Trakya Üniversitesi Rektörü Prof. Dr. Erhan Tabakoğlu, Osmanlı Devleti'ne yüz yıla yakın başkentlik yapan Edirne'nin, Osmanlı'yı en iyi anlatan şehir olduğunu söyledi.
Edirne Valiliği ve Trakya Üniversitesi (TÜ)işbirliğinde gerçekleşen "Kültür Mirası Atölyesi: Açık Hava Amfisi Edirne" etkinliği TÜ Mimarlık Fakültesi'nde başladı.
Bu yıl ikincisi düzenlenen ve "Bir Osmanlı Kenti Edirne’nin Suları ve Su Yapıları" temasıyla gerçekleşen atölye çalışmalarına farklı üniversitelerden 40 mimarlık öğrencisi katılıyor.
Atölyenin açılış programında konuşan TÜ Rektörü Prof. Dr. Erhan Tabakoğlu, Edirne'nin tarihi, kültürü ve mimarisiyle Osmanlı Devleti'ni en iyi şekilde yansıttığını belirtti.

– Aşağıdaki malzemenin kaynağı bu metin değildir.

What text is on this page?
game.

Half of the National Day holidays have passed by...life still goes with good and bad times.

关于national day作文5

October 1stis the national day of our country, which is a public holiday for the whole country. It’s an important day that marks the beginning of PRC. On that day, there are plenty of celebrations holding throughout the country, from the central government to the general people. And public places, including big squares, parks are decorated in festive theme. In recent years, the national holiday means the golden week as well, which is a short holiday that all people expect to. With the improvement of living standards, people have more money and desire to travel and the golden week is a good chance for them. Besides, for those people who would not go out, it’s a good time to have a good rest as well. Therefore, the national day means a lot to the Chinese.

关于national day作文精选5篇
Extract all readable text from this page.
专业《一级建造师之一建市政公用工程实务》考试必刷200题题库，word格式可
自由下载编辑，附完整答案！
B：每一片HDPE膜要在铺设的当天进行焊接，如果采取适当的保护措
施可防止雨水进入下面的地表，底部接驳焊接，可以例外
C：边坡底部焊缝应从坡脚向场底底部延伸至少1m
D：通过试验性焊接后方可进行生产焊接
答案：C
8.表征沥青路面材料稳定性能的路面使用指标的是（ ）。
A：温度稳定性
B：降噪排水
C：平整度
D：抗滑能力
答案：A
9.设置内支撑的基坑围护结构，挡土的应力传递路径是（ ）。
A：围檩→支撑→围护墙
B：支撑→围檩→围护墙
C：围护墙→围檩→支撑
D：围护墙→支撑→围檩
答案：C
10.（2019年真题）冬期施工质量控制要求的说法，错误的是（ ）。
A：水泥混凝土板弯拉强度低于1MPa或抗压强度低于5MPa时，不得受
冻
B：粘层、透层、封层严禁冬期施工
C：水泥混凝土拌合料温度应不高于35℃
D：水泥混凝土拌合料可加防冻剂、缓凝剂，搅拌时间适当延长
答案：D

Edirne'nin tarihi ve mimari yapısıyla açık hava müzesi olduğunu ifade eden Tabakoğlu, şöyle devam etti:
"Edirne, Osmanlı'yı en iyi anlatan şehir. Metrekareye düşen tarihi eser bakımından Floransa'dan sonra dünyada ikinci sırada yer alıyor. Edirne, Osmanlı'ya yıllarca payitaht olmuş. Osmanlı medeniyetinin izlerini canlı bir şekilde taşıyor.
Bu şehir, aynı zamanda mimarlar için bir eğitim cenneti. Selimiye'nin gölgesinde farklı üniversitelerden mimarlık öğrencilerine eğitim vermek istedik ve bu atölyenin ilkini geçen yıl gerçekleştirdik. Geçen yıl tüm öğrenci ve hocalarımız çok mutluydu. Bu yıl da ikincisini gerçekleştiriyoruz. Önümüzdeki yıl bu atölyeyi uluslararası boyuta taşımayı hedefliyoruz. Osmanlı medeniyeti, 3 kıtada hüküm sürmüş ve mimarisiyle dünyaya damga vurmuş. Biz de günümüzde yeni medeniyetimizle eskinin unsurlarını kullanarak, kendi özgün eserlerimizi oluşturmak istiyoruz. Ama bunu, eskiyi iyi bilerek, ondan ilham alarak yapmalıyız. Bundan dolayı farklı bölgelerden gelen mimar adaylarıyla yapılan bu eğitimler önemli. Bu şekilde Edirne'yi ulusal ve uluslararası alanda daha iyi yerlere getirmeliyiz."
Recep Gürkan: Edirne, mimari alanda sonsuz bir vaha
Edirne Belediye Başkanı Recep Gürkan ise Edirne'deki tarihi yapıları en iyi şekilde geleceğe aktarmaya çalıştıklarını dile getirdi.
Şehirde her gün yeni tarihi kalıntılarla karşılaşıldığını vurgulayan Gürkan, şöyle konuştu:
"Edirne, mimari alanda sonsuz bir vaha. Her gün yeni kalıntılar bulunuyor. Edirne tarihi çalış çalış bitmeyen bir alan. Biz Osmanlı'dan ve önceki medeniyetlerden bize kalan mirasları koruyacağız ve yaşatacağız. Ancak bir taraftan bu şehre bu dönemin de izlerini bırakmak gerekiyor. Bu dönemin izlerini bırakmazsak, sadece geçmişin izlerini koruyarak geleceğe teslim edersek, 300 yıl sonra gelecek kuşaklar '2000'li yıllarda bu coğrafyada kimse yaşamadı mı? Hiçbir şey üretmediler mi?' diye bir sorgulamanın içine girebilirler. Bundan dolayı şehrimizin tarihi yapısıyla uygun, bugünün mimari ve felsefi yaşantısını anlatan yapılar ortaya koymalıyız."
TÜ Rektör Yardımcısı ve Mimarlık Fakültesi Dekanı Prof. Dr. Mümin Şahin de düzenlenen atölye programının mimarlık öğrencilerine önemli katkılar sunacağını kaydetti.
5 gün sürecek atölye çalışmalarının sonunda ortaya çıkan çalışmalardan oluşan sergi açılacak.